Right now, we cannot boast of 70 radiation oncologists in Nigeria. We used to talk of 100 radiation oncologists, but the majority of them have gone. In those days, senior doctors were those that used to go out to look for work. But right now, even house officers want to go.
So we need to train more radiographers, medical physicists, nursing oncologists, radiation oncologists, and surgical oncologists. Not every surgeon can operate on cancer cases, and that is why we see some funny scars in some cancer patients because their surgeries were done by general surgeons and not surgical oncologists. Surgical oncology is a speciality on its own, not that because you are a general surgeon, you a surgical oncologist. So we have very few of them in the country.
When a surgical oncologist does the surgery, you will know. You will see the scar that’s not so big and not the type that will run like one kilometre to the other. You will see the fineness in the operation. They are very few.

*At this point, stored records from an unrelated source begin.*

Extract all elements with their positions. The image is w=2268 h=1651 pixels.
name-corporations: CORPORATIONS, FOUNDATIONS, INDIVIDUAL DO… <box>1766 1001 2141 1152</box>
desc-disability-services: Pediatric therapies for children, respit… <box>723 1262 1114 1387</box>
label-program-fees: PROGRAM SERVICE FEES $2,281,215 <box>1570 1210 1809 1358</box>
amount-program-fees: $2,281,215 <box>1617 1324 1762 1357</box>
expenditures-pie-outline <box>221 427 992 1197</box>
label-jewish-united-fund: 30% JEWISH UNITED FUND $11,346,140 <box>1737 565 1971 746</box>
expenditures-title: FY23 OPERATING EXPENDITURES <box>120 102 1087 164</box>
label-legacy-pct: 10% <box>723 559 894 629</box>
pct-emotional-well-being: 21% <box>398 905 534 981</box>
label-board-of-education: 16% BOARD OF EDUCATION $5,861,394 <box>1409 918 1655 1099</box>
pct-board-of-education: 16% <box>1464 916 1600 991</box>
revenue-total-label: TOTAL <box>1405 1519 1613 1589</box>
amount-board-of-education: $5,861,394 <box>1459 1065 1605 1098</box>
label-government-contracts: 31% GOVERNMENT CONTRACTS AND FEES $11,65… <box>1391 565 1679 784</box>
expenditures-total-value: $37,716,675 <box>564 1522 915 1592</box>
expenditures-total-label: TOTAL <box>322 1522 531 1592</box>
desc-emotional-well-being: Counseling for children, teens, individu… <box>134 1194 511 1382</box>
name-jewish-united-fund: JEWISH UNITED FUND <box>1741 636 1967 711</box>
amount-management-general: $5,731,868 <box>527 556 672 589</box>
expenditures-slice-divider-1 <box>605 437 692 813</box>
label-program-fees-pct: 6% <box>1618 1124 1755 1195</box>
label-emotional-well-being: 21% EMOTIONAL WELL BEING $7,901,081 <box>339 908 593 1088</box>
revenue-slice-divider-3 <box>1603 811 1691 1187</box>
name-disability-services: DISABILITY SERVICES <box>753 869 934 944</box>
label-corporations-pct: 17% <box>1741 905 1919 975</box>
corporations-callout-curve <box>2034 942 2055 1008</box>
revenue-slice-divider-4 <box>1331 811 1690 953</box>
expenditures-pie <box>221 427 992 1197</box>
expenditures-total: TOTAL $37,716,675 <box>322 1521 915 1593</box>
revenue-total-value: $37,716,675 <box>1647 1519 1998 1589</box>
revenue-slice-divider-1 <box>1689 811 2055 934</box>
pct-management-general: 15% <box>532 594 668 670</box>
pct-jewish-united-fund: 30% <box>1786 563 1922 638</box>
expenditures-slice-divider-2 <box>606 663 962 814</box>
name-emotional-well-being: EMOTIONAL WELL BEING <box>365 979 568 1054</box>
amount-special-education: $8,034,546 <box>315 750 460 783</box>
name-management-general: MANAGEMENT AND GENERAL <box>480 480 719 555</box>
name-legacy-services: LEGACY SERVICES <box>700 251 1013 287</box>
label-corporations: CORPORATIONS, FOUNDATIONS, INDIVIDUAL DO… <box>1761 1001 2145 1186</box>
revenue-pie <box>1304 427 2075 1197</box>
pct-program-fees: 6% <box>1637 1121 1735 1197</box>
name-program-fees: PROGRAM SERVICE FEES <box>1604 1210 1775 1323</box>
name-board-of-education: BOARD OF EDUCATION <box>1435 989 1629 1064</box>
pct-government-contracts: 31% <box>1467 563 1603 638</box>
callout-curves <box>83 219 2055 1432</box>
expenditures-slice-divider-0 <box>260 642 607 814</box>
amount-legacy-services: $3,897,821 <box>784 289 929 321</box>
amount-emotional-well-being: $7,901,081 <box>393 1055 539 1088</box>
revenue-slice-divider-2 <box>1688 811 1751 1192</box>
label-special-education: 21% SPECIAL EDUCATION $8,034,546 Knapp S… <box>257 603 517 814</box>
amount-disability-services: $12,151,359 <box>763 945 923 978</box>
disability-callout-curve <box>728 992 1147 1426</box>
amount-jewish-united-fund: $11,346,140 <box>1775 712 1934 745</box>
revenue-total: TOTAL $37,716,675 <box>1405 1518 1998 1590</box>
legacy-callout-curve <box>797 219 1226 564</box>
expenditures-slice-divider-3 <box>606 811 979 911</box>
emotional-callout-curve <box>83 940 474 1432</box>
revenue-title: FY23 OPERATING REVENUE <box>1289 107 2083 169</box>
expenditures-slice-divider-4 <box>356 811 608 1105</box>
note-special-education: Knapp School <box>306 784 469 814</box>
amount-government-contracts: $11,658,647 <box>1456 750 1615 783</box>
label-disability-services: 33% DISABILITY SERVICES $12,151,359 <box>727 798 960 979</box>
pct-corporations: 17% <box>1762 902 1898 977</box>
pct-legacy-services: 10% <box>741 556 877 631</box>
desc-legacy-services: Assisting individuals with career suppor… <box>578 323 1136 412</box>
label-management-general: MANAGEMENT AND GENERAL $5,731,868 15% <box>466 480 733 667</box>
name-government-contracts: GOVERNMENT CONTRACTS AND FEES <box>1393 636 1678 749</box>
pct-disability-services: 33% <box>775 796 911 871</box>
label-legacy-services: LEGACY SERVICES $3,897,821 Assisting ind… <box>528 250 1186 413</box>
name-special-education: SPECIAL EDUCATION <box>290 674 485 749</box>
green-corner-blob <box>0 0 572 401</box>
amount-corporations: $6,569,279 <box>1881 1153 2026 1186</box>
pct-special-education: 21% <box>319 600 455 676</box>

Also, not all the centres are well equipped. Machines of most of the long-standing centres that have been at the forefront of cancer treatment are down. The federal government, I know, is doing everything possible to make sure they get new machines and establish new centres to try and mitigate against this lack of facilities, but it is nothing to write home about.
The World Health Organisation recommends one single radiotherapy machine for a 250,000 population. For the low-income, they recommend one radiotherapy machine to one million. If we put Nigeria’s population at 200 million, for a low-income country, we are supposed to have at least 200 functional radiotherapy machines. Nigeria today has less than ten functional machines and therefore, those centres that are functioning now are overworked. I was in a tertiary hospital recently as the chief examiner for radiation oncology for the National Postgraduate Medical College and also to accredit radiotherapy at the hospital. Yes, they have functioning machines, but the work force is so short. They don’t even have time for a break; they work late into the night, and all that is not right. Due to the heavy workload, starting fresh patients treatment is delayed for months while the cancer is progressing; The disease does not wait for anybody.
The federal government is doing something; I must give them that credit, but the machine for the radiotherapy treatment is very expensive. A cancer health fund was established, in which a patient can have one million naira at the start, and if it finishes, it can be reloaded with another one million naira. But that is only meant for treatment of breast, cervix, and prostate cancers. We are appealing to them to increase the number of cases that can benefit from the fund and that it should include children with cancers. We also observe that to get registered and be funded takes about five months. But we’ve had some discussion with the Nigerian Institute for Cancer Research and Treatment (NICRAT) to have it shortened. Now, it has been shortened to less than two months. But if the patient applies within a month, he should be able to pick up that facility. So available machines and workforce must increase, so must increase in awareness for cancer screening. All of these things together will help in the cancer management.
Can men have breast cancer? And do you see them often?
Yes, men can have breast cancer. Men have breasts too, only that our breasts are not as developed as those in women. However, it’s just about 1 to 1.5% of all breast cancer cases that occur in men. It’s also commoner among men that have first-degree relatives with breast cancer. Breast cancer in men is treated the same way we treat the women.